While there’s plenty there for us in financial media to ignore, quite a lot of pronouncements from both Conservatives, Labour and the LibDems are relevant to our beats.
These include (but aren’t exhaustive):
- Conservatives cutting or scrapping inheritance tax
- Conservatives tinkering with ISAs (uh oh)
- Labour promising to put VAT on private school fees
- LibDems dropping their 1p income tax hike
October as months go doesn’t have critical stuff in the diary, other than conference season (which my colleague Paul Montague-Smith has covered in greater detail and insight than I can produce) but it is the month before the Autumn Statement, which is due on 22 November.
As such, October is going to be a month of pronouncements, flag flying and general water testing for the temperature of reactions from both media and the public.
Why does this matter when most of it is just ideas? For starters, we’re beginning to get an insight into what life will be like come a new Government in 2024.
The convention is to go to the polls on a Thursday. This means that we can have a result on the Friday and the new Prime Minister can ask the King for permission to form a Government – with ministers then announced and feet under the table by Monday morning…raring to go.
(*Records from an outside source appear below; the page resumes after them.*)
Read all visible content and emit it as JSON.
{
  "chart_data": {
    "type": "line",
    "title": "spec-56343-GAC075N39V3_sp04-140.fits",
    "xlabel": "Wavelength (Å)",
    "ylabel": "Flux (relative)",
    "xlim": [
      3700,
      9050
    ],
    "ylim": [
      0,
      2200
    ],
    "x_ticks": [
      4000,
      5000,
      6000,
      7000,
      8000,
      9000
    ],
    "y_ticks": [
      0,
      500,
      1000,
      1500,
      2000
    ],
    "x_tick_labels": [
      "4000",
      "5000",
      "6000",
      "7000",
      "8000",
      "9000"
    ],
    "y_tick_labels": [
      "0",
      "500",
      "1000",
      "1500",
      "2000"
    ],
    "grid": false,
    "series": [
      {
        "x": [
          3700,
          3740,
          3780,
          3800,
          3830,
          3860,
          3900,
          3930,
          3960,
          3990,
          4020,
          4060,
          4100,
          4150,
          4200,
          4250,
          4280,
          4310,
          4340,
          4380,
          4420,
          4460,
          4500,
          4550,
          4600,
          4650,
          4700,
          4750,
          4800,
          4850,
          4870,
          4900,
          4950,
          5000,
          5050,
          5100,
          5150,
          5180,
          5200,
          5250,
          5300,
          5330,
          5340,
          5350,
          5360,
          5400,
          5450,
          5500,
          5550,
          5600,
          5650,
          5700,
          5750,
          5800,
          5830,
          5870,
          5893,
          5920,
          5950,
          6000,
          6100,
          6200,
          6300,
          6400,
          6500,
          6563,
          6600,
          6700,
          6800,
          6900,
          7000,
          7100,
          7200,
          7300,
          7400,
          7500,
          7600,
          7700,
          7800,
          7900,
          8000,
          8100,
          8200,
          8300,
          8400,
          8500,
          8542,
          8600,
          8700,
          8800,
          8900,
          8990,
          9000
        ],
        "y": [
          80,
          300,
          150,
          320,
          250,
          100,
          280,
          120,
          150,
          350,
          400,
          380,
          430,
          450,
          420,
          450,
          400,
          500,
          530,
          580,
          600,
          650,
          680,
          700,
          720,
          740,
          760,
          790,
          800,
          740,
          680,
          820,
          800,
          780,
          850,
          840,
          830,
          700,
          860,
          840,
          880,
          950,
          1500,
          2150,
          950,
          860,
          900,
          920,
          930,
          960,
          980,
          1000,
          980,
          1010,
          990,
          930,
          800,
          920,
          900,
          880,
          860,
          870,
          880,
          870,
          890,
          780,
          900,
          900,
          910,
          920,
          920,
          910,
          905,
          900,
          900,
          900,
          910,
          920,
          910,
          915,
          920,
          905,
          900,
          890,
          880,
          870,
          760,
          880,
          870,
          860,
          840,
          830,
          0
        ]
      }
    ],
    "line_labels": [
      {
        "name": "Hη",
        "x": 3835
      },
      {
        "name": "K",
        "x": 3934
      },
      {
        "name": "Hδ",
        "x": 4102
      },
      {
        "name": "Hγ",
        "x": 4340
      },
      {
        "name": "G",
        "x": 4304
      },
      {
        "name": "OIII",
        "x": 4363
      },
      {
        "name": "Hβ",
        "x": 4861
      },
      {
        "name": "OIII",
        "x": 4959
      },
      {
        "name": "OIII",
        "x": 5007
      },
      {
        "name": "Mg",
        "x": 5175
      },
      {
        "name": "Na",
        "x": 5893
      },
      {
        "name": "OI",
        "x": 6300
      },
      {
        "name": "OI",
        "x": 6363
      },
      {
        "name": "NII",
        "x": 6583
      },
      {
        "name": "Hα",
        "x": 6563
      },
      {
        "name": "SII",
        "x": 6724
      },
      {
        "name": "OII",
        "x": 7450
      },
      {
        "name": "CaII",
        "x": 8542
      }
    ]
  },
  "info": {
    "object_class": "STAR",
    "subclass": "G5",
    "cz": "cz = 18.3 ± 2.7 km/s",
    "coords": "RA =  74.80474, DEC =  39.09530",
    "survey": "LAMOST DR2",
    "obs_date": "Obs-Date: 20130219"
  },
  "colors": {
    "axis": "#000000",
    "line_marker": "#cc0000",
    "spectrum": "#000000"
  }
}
These promises are always and entirely made with asterisks though. Recession, bank collapse, pandemic, war – all of these things have and could again put manifestos in the bin.
So prepare we do, but always in mind that all that copy might be a futile exercise in tracking things that never happen.
This month we’re largely focused on on-diary data prints.
The Conservative Party Annual Conference begins on 1 October while the Labour Party Conference begins on 8 October. This is the same day that the FCA new rules for marketing cryptoassets take effect.
On 10 October the IMF releases its World Economic Outlook alongside its Global Financial Stability Report.
ONS monthly GDP estimates are on 12 October while unemployment and wages are on 17 October, inflation is on 18 October, the same day as the ONS House Price Index.
Finally, the day before Halloween (30 October), the Bank of England publishes its monthly Money and Credit data. Hopefully it won’t be a spooky or frightful one, but we can’t make any promises, can we?
All the best wishing you a productive Autumn from us here at MRM and Mouthy Money.